A 35-year-old driver from Tajikistan, employed by a haulage company based in Lithuania, has been parked for around two weeks at a service area along the A1 motorway in the Netherlands. The protest began in early February 2026 and consists of a refusal to continue the journey and deliver the cargo, pending payment of wages that the driver says he has not received.
The lorry driver says he was paid only for the first two months of work, after which payments were drastically reduced or did not arrive at all. For this reason, he is exercising a “right of retention” over the cargo until he receives what he is owed, which according to the Dutch trade union FNV would amount to 60–100 euros per day. In retaliation, the haulage company remotely disabled the truck’s engine, depriving him of heating. The company has also reported him for alleged misappropriation of the vehicle, but the Dutch authorities have not taken action on that basis.
Reports also refer to an attempted assault: several individuals allegedly tried to enter the cab and drag the driver out, presumably to regain control of the vehicle. Three police patrols intervened and the driver is now living permanently in the cab in difficult conditions. He says he feels as if he is in prison and is using a gas stove to keep warm, with obvious safety risks. FNV is providing food and basic necessities and is supporting the case legally, while the Dutch police are monitoring the area to ensure safety and prevent tensions. The union is also informing the haulage company’s clients about the situation in order to increase pressure.
At the centre of the dispute is a demand for a transparent calculation of accrued entitlements: hours worked, travel allowances, bonuses and back pay. The driver reports a lack of clear documentation regarding payslips and the sums due. The refusal to deliver the goods has therefore become a means of exerting pressure on the Lithuanian carrier, formally his employer, but part of a transport chain involving clients in Western Europe.

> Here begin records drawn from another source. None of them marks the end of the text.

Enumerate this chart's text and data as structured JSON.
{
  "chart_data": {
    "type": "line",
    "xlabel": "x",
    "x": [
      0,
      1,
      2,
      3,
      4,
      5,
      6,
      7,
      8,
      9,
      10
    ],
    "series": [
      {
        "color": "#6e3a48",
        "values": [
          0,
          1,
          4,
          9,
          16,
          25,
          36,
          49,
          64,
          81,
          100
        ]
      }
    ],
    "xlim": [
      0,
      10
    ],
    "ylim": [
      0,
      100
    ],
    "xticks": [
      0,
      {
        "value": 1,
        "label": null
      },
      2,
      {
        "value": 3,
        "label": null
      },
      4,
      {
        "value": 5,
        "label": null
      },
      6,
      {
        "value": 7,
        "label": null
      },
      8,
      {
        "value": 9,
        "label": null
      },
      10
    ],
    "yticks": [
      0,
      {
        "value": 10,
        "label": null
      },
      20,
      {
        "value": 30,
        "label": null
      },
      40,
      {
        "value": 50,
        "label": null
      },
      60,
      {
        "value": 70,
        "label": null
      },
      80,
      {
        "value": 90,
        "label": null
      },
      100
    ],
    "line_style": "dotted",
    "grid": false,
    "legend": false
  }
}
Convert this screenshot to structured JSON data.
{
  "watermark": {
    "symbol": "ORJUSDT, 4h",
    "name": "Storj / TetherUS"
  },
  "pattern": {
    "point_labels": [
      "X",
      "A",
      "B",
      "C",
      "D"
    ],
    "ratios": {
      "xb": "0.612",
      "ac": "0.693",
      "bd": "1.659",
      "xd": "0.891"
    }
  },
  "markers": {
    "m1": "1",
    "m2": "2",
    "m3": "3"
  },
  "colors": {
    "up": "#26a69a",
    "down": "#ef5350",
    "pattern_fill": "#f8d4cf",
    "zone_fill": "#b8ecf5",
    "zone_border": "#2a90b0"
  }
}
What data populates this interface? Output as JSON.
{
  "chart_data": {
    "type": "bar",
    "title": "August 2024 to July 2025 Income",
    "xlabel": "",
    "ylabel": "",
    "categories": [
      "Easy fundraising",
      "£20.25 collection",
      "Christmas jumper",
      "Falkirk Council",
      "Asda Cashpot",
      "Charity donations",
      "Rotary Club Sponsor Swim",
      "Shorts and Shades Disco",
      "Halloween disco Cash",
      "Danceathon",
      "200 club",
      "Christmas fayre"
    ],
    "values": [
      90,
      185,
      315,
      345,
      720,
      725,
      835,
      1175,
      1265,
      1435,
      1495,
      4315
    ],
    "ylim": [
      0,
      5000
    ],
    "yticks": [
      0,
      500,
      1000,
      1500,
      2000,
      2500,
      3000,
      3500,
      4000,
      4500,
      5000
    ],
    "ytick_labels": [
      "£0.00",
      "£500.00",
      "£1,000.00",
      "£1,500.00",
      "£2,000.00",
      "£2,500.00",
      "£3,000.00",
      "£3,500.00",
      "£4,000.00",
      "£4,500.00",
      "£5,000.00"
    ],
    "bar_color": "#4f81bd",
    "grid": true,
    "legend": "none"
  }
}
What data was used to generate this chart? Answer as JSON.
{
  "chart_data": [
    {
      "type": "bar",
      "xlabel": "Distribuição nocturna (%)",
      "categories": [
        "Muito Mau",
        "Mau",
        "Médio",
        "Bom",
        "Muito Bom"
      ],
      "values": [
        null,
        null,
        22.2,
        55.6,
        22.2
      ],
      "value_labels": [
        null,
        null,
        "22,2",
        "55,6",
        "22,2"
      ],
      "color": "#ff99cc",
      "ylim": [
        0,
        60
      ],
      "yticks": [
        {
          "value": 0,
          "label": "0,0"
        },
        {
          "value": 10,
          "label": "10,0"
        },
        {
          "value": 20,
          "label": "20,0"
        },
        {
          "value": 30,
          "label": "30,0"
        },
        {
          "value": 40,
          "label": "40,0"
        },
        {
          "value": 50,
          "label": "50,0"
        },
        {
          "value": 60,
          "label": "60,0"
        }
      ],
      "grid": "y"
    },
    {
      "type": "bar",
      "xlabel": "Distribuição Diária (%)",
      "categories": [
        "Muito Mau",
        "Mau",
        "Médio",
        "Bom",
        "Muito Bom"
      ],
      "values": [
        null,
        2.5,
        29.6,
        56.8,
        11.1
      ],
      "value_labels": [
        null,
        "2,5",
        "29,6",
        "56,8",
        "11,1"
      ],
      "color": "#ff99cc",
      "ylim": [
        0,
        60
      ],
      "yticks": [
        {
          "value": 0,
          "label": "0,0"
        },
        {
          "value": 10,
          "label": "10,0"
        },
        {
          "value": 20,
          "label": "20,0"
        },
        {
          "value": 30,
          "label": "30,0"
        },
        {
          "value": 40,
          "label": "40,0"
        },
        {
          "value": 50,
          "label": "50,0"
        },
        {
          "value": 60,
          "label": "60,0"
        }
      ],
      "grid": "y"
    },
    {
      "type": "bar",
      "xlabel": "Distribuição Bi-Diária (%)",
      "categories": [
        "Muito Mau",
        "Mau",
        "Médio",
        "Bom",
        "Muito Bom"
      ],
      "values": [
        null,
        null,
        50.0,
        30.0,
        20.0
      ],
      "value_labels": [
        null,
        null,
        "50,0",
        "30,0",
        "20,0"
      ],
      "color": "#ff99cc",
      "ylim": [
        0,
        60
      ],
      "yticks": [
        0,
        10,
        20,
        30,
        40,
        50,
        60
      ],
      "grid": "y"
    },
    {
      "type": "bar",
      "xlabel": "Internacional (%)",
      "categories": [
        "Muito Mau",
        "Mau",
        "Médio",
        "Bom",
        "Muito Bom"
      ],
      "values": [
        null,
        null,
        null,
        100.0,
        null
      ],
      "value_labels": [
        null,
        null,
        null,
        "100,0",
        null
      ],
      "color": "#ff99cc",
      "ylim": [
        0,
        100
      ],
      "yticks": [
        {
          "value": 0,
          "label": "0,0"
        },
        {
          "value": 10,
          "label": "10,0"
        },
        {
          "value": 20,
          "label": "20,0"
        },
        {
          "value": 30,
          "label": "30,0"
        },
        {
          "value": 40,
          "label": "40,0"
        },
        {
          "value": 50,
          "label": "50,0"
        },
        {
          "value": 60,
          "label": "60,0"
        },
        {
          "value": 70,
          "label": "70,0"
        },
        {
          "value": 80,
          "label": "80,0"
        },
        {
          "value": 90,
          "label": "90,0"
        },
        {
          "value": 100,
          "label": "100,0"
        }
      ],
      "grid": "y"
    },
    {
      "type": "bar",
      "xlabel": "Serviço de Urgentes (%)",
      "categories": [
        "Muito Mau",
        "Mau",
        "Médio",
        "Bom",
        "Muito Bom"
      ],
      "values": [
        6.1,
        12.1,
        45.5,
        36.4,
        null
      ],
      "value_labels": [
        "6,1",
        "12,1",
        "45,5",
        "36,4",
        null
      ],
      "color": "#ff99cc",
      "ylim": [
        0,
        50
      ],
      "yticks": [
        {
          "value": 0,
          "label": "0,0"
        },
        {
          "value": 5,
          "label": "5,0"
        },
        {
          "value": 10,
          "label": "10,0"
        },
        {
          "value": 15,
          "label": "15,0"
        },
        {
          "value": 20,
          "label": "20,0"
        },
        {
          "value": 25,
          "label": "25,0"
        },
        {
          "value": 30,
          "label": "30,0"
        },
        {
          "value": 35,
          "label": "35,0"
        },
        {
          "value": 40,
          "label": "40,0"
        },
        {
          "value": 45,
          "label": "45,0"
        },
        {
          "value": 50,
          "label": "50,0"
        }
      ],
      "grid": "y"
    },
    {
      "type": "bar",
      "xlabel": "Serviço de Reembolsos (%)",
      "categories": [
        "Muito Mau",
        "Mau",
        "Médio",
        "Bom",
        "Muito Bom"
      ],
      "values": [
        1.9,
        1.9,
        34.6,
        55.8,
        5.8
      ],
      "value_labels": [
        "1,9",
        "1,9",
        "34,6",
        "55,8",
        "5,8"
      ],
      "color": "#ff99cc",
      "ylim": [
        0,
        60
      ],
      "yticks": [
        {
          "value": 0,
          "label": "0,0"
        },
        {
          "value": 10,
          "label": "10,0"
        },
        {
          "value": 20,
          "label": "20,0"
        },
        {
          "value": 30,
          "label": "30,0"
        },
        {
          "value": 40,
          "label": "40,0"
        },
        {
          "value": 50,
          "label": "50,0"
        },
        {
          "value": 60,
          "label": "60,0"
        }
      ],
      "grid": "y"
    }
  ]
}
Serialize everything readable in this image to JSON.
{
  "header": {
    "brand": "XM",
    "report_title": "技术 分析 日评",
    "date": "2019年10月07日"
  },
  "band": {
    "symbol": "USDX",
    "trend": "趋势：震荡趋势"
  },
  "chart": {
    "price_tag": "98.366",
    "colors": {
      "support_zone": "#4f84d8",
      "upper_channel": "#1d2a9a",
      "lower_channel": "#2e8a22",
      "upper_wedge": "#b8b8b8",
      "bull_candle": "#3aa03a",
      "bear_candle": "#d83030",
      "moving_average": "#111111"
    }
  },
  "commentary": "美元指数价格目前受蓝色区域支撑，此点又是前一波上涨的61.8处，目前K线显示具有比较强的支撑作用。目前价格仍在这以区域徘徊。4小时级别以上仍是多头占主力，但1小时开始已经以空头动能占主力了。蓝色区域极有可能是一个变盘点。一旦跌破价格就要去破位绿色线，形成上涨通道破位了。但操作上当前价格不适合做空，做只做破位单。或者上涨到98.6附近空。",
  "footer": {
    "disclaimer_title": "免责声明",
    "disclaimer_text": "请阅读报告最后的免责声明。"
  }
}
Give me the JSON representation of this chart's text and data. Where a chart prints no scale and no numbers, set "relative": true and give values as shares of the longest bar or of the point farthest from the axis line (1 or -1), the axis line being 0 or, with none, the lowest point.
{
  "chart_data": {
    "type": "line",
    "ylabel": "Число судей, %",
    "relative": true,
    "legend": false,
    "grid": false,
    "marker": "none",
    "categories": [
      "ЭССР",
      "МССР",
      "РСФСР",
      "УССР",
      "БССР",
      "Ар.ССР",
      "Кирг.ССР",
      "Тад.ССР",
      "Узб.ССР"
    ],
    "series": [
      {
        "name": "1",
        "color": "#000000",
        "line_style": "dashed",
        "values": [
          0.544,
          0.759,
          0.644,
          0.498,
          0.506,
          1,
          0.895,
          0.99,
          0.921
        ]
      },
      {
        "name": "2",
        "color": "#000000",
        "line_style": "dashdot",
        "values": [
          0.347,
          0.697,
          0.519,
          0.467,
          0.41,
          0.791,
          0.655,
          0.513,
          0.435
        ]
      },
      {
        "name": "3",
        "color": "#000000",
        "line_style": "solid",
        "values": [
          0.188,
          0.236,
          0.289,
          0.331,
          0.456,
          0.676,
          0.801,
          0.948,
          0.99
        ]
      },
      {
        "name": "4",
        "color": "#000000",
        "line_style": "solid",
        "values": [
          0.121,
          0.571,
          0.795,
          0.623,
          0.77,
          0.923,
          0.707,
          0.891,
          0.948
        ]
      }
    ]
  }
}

The case fits into a broader pattern of tensions over the past two years involving drivers from Central Asia recruited by companies in Central and Eastern Europe to operate on a long-term basis in Western Europe. Also in the Netherlands, in Venlo, four Central Asian drivers staged a protest for weeks in a guarded car park in 2025. In another incident, an Uzbek driver employed by a Lithuanian company stopped his truck, again in the Venlo area, over unpaid wages. That case led to parliamentary questions in the Netherlands and a written question to the European Parliament.
Significant is the recognition by the Dutch Labour Inspectorate of at least one case as human trafficking, involving an Uzbek driver. In such cases, FNV explicitly speaks of human rights violations and conditions akin to “modern slavery”, opening a political as well as trade union front. These precedents point to a recurring model: recruitment in non-EU countries, a contract with a carrier registered in Eastern Europe, permanent operations in the Netherlands or Austria, and contested pay and living conditions.
The core issue remains responsibility along the subcontracting chain. The use of companies registered in lower labour cost countries allows Western European clients to contain operating costs, formally shifting wage and social security obligations onto the contractual carrier. Under the European regulatory framework, rules on the posting of workers in transport and the application of the host country’s minimum wage should guarantee minimum protection when activity is carried out on a stable basis in the Netherlands. In practice, however, enforcement depends on the ability of inspection authorities to verify contracts, driving and rest times, wage documentation and the relationship between principal contractor and subcontractor.